Common external fixators include plaster splints and small splints. Continuous traction (such as bone traction and skin traction) also has the function of reducing, braking, and correcting deformities, and is also a form of external fixation. In addition, external pinning fixation, which involves piercing the bone ends with steel needles and attaching external stents, is also a form of external fixation. It is mainly used for severe open fractures and severe soft tissue contusions, where external fixation is not possible and surgical internal fixation is difficult.

An external fixator is a device used to fix the affected limb externally. It holds the limb in the desired therapeutic position to facilitate the repair of fractures and other soft tissues. The purpose of an external fixator is to maintain a certain position to facilitate the repair of fractures and other soft tissues.
II.What is the procedure for external fixation?

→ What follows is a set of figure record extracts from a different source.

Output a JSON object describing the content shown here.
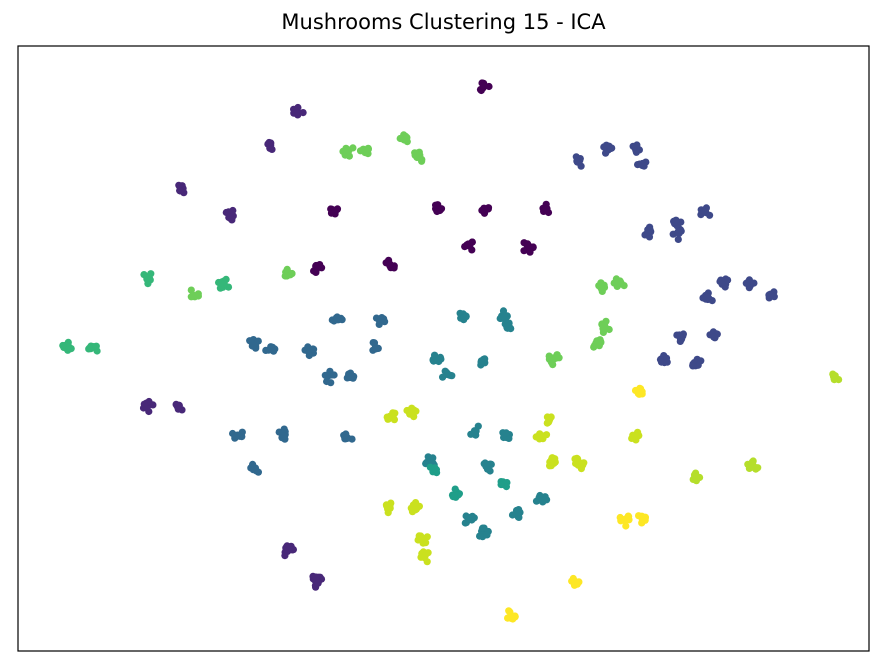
{
  "chart_data": {
    "type": "scatter",
    "title": "Mushrooms Clustering 15 - ICA",
    "xlabel": "",
    "ylabel": "",
    "axes_visible": false,
    "grid": false,
    "legend": "none",
    "xlim": [
      0,
      100
    ],
    "ylim": [
      0,
      100
    ],
    "colormap": "viridis",
    "series": [
      {
        "color": "#440154",
        "points": [
          [
            54.7,
            93.3
          ],
          [
            37.0,
            72.6
          ],
          [
            49.4,
            72.9
          ],
          [
            55.0,
            72.8
          ],
          [
            61.9,
            73.0
          ],
          [
            52.9,
            67.0
          ],
          [
            59.9,
            66.8
          ],
          [
            43.7,
            63.9
          ],
          [
            35.0,
            63.3
          ]
        ]
      },
      {
        "color": "#482878",
        "points": [
          [
            32.8,
            88.9
          ],
          [
            29.7,
            83.6
          ],
          [
            19.0,
            76.1
          ],
          [
            25.0,
            71.9
          ],
          [
            18.9,
            40.6
          ],
          [
            15.3,
            40.5
          ],
          [
            31.7,
            16.5
          ],
          [
            35.0,
            11.8
          ],
          [
            35.2,
            11.4
          ]
        ]
      },
      {
        "color": "#3e4989",
        "points": [
          [
            69.3,
            82.9
          ],
          [
            72.6,
            83.0
          ],
          [
            65.7,
            80.8
          ],
          [
            73.2,
            80.5
          ],
          [
            80.8,
            72.3
          ],
          [
            77.3,
            70.9
          ],
          [
            74.2,
            69.3
          ],
          [
            77.6,
            68.9
          ],
          [
            83.0,
            60.7
          ],
          [
            86.1,
            60.6
          ],
          [
            88.5,
            58.9
          ],
          [
            81.1,
            58.4
          ],
          [
            77.8,
            51.7
          ],
          [
            81.9,
            51.8
          ],
          [
            75.9,
            47.9
          ],
          [
            79.7,
            47.4
          ]
        ]
      },
      {
        "color": "#31688e",
        "points": [
          [
            37.5,
            54.9
          ],
          [
            42.5,
            54.5
          ],
          [
            27.6,
            50.8
          ],
          [
            29.8,
            49.9
          ],
          [
            34.3,
            49.5
          ],
          [
            42.0,
            50.2
          ],
          [
            36.7,
            45.3
          ],
          [
            39.0,
            45.2
          ],
          [
            25.8,
            35.7
          ],
          [
            31.1,
            35.9
          ],
          [
            38.6,
            35.2
          ],
          [
            27.8,
            30.2
          ]
        ]
      },
      {
        "color": "#26828e",
        "points": [
          [
            52.2,
            55.1
          ],
          [
            57.1,
            55.4
          ],
          [
            57.5,
            53.4
          ],
          [
            49.2,
            48.0
          ],
          [
            50.4,
            45.7
          ],
          [
            54.5,
            47.9
          ],
          [
            53.8,
            36.3
          ],
          [
            57.3,
            35.4
          ],
          [
            48.5,
            31.4
          ],
          [
            55.1,
            30.4
          ],
          [
            61.6,
            25.0
          ],
          [
            58.7,
            23.0
          ],
          [
            53.0,
            21.8
          ],
          [
            54.8,
            19.5
          ]
        ]
      },
      {
        "color": "#1f9e89",
        "points": [
          [
            48.9,
            30.1
          ],
          [
            56.8,
            27.5
          ],
          [
            51.4,
            25.9
          ]
        ]
      },
      {
        "color": "#35b779",
        "points": [
          [
            5.8,
            50.5
          ],
          [
            8.9,
            50.3
          ],
          [
            15.3,
            61.6
          ],
          [
            24.2,
            60.5
          ]
        ]
      },
      {
        "color": "#6ece58",
        "points": [
          [
            45.3,
            84.5
          ],
          [
            40.9,
            82.7
          ],
          [
            47.0,
            81.7
          ],
          [
            38.8,
            82.6
          ],
          [
            20.6,
            58.8
          ],
          [
            31.5,
            62.4
          ],
          [
            68.5,
            60.2
          ],
          [
            70.7,
            60.9
          ],
          [
            68.9,
            53.6
          ],
          [
            67.9,
            50.9
          ],
          [
            62.9,
            48.3
          ]
        ]
      },
      {
        "color": "#b5de2b",
        "points": [
          [
            95.9,
            45.1
          ],
          [
            79.7,
            28.8
          ],
          [
            86.4,
            30.7
          ]
        ]
      },
      {
        "color": "#cae11f",
        "points": [
          [
            46.1,
            39.4
          ],
          [
            62.4,
            38.1
          ],
          [
            61.5,
            35.5
          ],
          [
            62.6,
            31.3
          ],
          [
            65.9,
            31.0
          ],
          [
            72.6,
            35.6
          ],
          [
            43.6,
            23.7
          ],
          [
            46.9,
            23.6
          ],
          [
            47.6,
            18.5
          ],
          [
            47.8,
            15.5
          ],
          [
            43.9,
            38.9
          ]
        ]
      },
      {
        "color": "#fde725",
        "points": [
          [
            71.3,
            21.6
          ],
          [
            73.4,
            21.8
          ],
          [
            65.4,
            11.4
          ],
          [
            57.8,
            5.7
          ],
          [
            72.8,
            42.6
          ]
        ]
      }
    ]
  }
}
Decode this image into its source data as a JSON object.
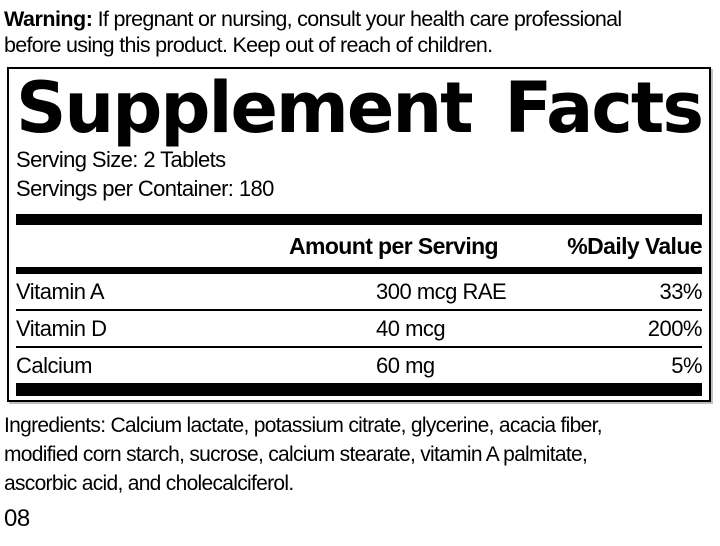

External fixation is an orthopedic procedure used to treat bone conditions like fractures and dislocations. Here’s a concise summary:
Fracture Reduction:
Reduction involves traction and manual rotation to correct pelvic displacements. For sacroiliac joint issues, the surgeon pushes the ilium toward the foot and spine. Bone traction is done by inserting a needle into the femoral condyle. In non-emergency cases, lower limb traction with 15-20 kg weight is used first. After reduction, a pelvic external fixator is applied, with 10 kg traction for 4-6 weeks. For anterior ring fractures without hemipelvic dislocation, only an external fixator is needed, not lower limb traction.

Needling:
Identify bony landmarks like the iliac crest and anterior superior iliac spine. Kirschner wires are inserted percutaneously along the lateral iliac wall to determine the inclination of the iliac crest. Fixation pins are placed between the inner and outer iliac plates. Three 3mm wires are inserted in a parallel row along each iliac crest. A 5mm incision is made 2 cm posterior to the anterior superior iliac spine. Pins are inserted midway along the iliac crest into the medullary cavity, angled 15°-20° to the sagittal plane, pointing medially and downward, and secured approximately 5-6 cm deep.